Ngoceh: Gadis Berjilbab Biru


Sedang duduk bersilang kaki di lantai tanpa alas seperti tikar atau bantal duduk. Mengenakkan baju favorit yang ketika berada di lapangan harus pakai rangkapan hitam berlengan panjang di dalamnya lalu di dobel dengan baju berwarna merah muda, dengan angka 17 tercetak sangat jelas dan sebuah singkatan nama yang entah darimana asal usulnya singkatan itu, karena jauh berbeda dengan nama lengkap yang sebenarnya.

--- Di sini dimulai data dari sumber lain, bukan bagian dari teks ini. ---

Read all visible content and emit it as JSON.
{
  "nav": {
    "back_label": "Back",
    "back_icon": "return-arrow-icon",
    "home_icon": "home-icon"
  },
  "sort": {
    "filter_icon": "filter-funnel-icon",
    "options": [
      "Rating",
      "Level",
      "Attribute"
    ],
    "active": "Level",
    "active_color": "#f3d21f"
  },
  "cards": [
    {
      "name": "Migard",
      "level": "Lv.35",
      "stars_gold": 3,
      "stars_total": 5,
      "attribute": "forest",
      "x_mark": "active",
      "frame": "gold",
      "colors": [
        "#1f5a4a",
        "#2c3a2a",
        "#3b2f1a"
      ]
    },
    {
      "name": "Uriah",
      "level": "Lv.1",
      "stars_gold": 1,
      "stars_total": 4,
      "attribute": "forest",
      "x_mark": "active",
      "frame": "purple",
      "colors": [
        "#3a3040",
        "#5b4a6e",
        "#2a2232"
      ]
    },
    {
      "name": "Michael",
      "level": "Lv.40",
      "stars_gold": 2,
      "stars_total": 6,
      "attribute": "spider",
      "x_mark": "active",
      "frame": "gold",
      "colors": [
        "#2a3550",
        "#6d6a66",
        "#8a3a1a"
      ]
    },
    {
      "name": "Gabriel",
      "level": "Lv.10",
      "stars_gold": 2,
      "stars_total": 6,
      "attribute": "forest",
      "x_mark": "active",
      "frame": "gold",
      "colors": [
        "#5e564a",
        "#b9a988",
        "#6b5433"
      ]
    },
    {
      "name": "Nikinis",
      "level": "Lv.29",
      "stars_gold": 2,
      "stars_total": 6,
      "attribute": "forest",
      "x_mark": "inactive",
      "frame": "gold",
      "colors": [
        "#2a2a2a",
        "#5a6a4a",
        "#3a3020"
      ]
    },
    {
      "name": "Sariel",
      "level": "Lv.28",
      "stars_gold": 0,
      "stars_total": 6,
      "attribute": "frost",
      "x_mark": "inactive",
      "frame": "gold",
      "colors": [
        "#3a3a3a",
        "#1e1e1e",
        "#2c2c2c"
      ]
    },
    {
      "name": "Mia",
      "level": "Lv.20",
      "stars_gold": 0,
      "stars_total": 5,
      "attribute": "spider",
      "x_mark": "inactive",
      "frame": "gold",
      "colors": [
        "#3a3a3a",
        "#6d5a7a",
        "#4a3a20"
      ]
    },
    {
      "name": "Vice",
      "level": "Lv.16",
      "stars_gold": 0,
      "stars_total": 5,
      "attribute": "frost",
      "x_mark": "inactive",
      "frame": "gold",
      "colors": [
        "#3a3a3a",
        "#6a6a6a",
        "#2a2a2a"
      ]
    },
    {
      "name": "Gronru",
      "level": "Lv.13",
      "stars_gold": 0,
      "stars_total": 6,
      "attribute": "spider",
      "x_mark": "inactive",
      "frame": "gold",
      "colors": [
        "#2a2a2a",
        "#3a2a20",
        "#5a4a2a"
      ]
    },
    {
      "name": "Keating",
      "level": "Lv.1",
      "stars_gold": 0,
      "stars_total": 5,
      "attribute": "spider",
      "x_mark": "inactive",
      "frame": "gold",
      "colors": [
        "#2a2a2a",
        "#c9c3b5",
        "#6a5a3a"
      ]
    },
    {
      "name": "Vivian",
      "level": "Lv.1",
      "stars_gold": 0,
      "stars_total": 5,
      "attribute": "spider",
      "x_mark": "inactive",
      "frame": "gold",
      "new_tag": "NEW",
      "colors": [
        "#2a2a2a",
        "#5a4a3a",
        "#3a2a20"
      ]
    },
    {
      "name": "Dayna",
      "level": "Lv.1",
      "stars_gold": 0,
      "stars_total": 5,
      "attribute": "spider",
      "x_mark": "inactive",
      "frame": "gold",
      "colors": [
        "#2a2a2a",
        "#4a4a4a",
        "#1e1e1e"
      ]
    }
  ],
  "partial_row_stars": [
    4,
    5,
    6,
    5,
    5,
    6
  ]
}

“CN. Nama punggungnya pake itu aja, Men” seruku pada pada laki-laki yang dimana ketika berdiri di sampingnya, maka tinggiku hanya sekitar sebahu.

Terakhir, pas lari pagi di taman merjosari (sebelum ada himbauan untuk #dirumahaja dan #jagajarak) kebetulan ada seorang perempuan yang menawarkan kepada aku dan beberapa teman olahraga untuk mengecek kesehatan seperti BB, kolesterol, tinggi, gula juga kayaknya. Yang terukur adalah 156 cm.

“Beneran ini cuman dua huruf?” tanyanya meyakinkan.
“Beneran. Biar hemat sablon-annya.”
Sebuah tawa renyah darinya terdengar. Gigi rapinya terlihat, juga lesung pada pipi sebelah kanan membuat wajah itu semakin menyenangkan saja dilihat.

Baju ini menjadi kenang-kenangan yang banyak kenangannya. Jika sedang bercermin, seketika (walaupun hanya kadang-kadang) tampaklah seseorang sedang tersenyum, bisa jadi karena sebuah angka 17 dan nama fakultas yang menempel di baju bagian depan, beserta rentetan ingatannya pada beberapa momen yang dilewatkan dengan seragam baju berwarna merah muda yang sedang dikenakan.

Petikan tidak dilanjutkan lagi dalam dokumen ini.